C’est ainsi qu’a pu être admis le principe de la création d’une activité de restauration et d’hébergement d’altitude(4). Puis une fois créée, l’activité doit être gérée dans les conditions normales du marché, c’est-à-dire sans que les privilèges que la collectivité tient de son statut de personne publique lui permettent de bénéficier d’avantages particuliers.

Cette activité peut être éventuellement incluse dans la délégation du service public des remontées mécaniques. Dans un arrêt du 21 septembre 2016(5) le Conseil d’Etat a en effet admis qu’« aucune disposition législative ni aucun principe général n’impose à la collectivité publique qui entend confier à un opérateur économique la gestion de services dont elle a la responsabilité de conclure autant de conventions qu’il y a de services distincts ».

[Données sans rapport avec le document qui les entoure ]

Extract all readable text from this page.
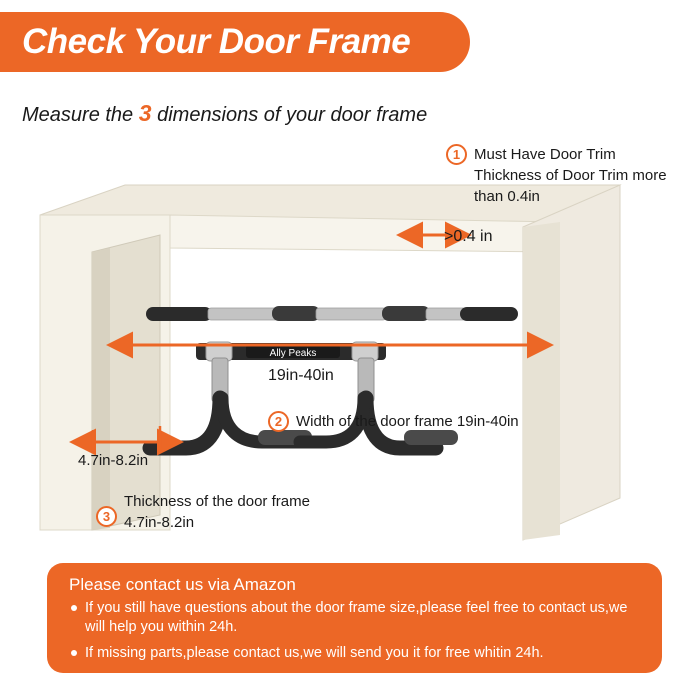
Check Your Door Frame
Measure the 3 dimensions of your door frame
Ally Peaks
>0.4 in
19in-40in
4.7in-8.2in
1 Must Have Door Trim Thickness of Door Trim more than 0.4in
2 Width of the door frame 19in-40in
3
Thickness of the door frame 4.7in-8.2in
Please contact us via Amazon
If you still have questions about the door frame size,please feel free to contact us,we will help you within 24h.
If missing parts,please contact us,we will send you it for free whitin 24h.
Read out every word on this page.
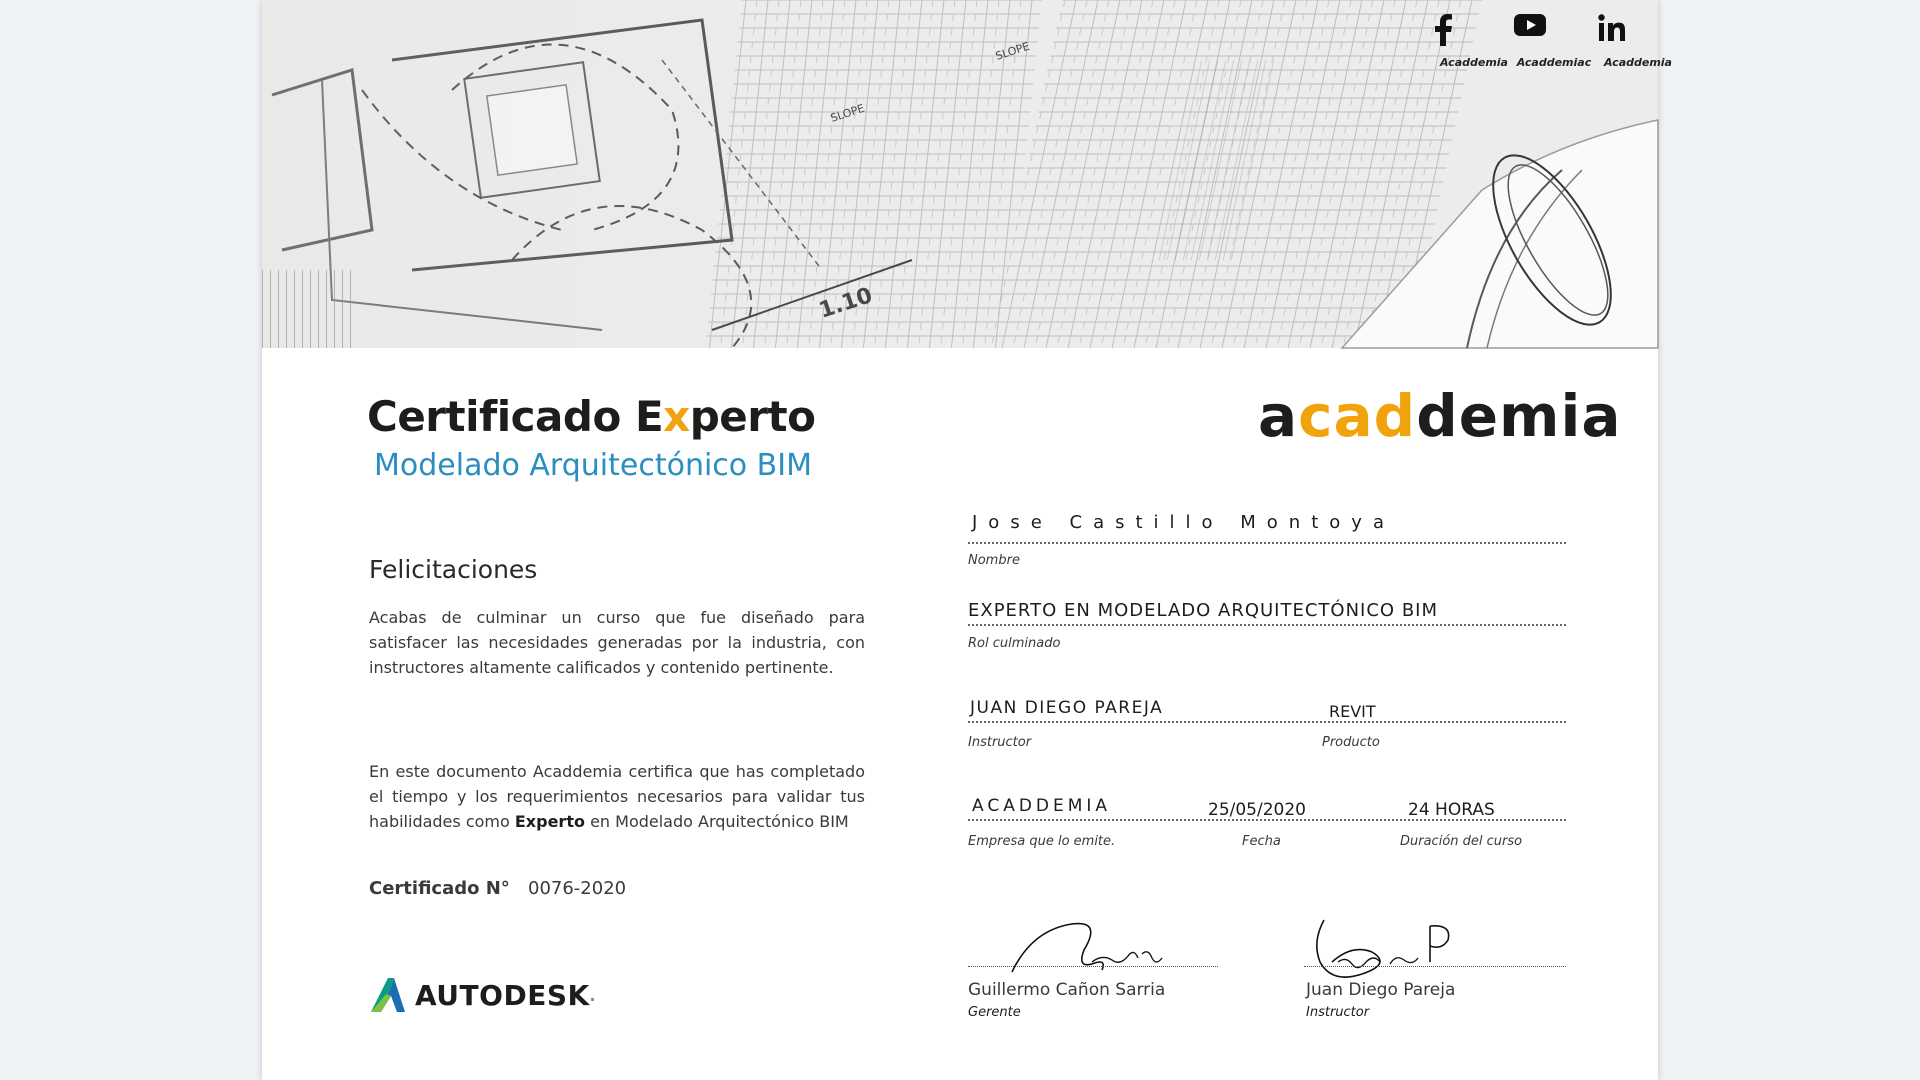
Acaddemia Acaddemiac Acaddemia
Certificado Experto
Modelado Arquitectónico BIM
acaddemia
Felicitaciones
Acabas de culminar un curso que fue diseñado para satisfacer las necesidades generadas por la industria, con instructores altamente calificados y contenido pertinente.
En este documento Acaddemia certifica que has completado el tiempo y los requerimientos necesarios para validar tus habilidades como Experto en Modelado Arquitectónico BIM
Certificado N° 0076-2020
AUTODESK .
Jose Castillo Montoya
Nombre
EXPERTO EN MODELADO ARQUITECTÓNICO BIM
Rol culminado
JUAN DIEGO PAREJA	REVIT
Instructor	Producto
ACADDEMIA	25/05/2020	24 HORAS
Empresa que lo emite.	Fecha	Duración del curso
Guillermo Cañon Sarria
Gerente
Juan Diego Pareja
Instructor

Une délégation de service public peut donc porter sur plusieurs objets distincts, dès lors qu’il existe des liens entre eux et que le périmètre n’apparait pas manifestement excessif. Il convient en matière de sécurité de distinguer ce qui relève du Maire, en sa qualité d’autorité de police municipale, et ce qui relève de l’exploitant du service des remontées mécaniques ou des pistes de ski.

Important

Il est possible de faire une délégation multi-services : remontées mécaniques et activités s’y rattachant (restauration d’altitude, hébergement d’altitude…).




(1) Deux circulaires, l’une du 4 janvier 1978, l’autre du 6 novembre 1987 s’efforçaient de définir la notion de domaine skiable. Elles ont été abrogées par le décret n°20081281 du 8 décembre 2008 relatif aux conditions de publication des instructions et circulaires.

(2) Introduit dans le code de l’urbanisme par le décret n°2015-1783 du 28 décembre 2015.

(3) CE, ass., 31 mai 2006, Ordre des avocats au Barreau de Paris, n° 275531.

(4) TA Grenoble, 28 janvier 2003, M. Furelaud, req. N°02-2779.

(5) CE, 21 septembre 2016, Communauté urbaine du Grand Dijon, n°399656 et 399699.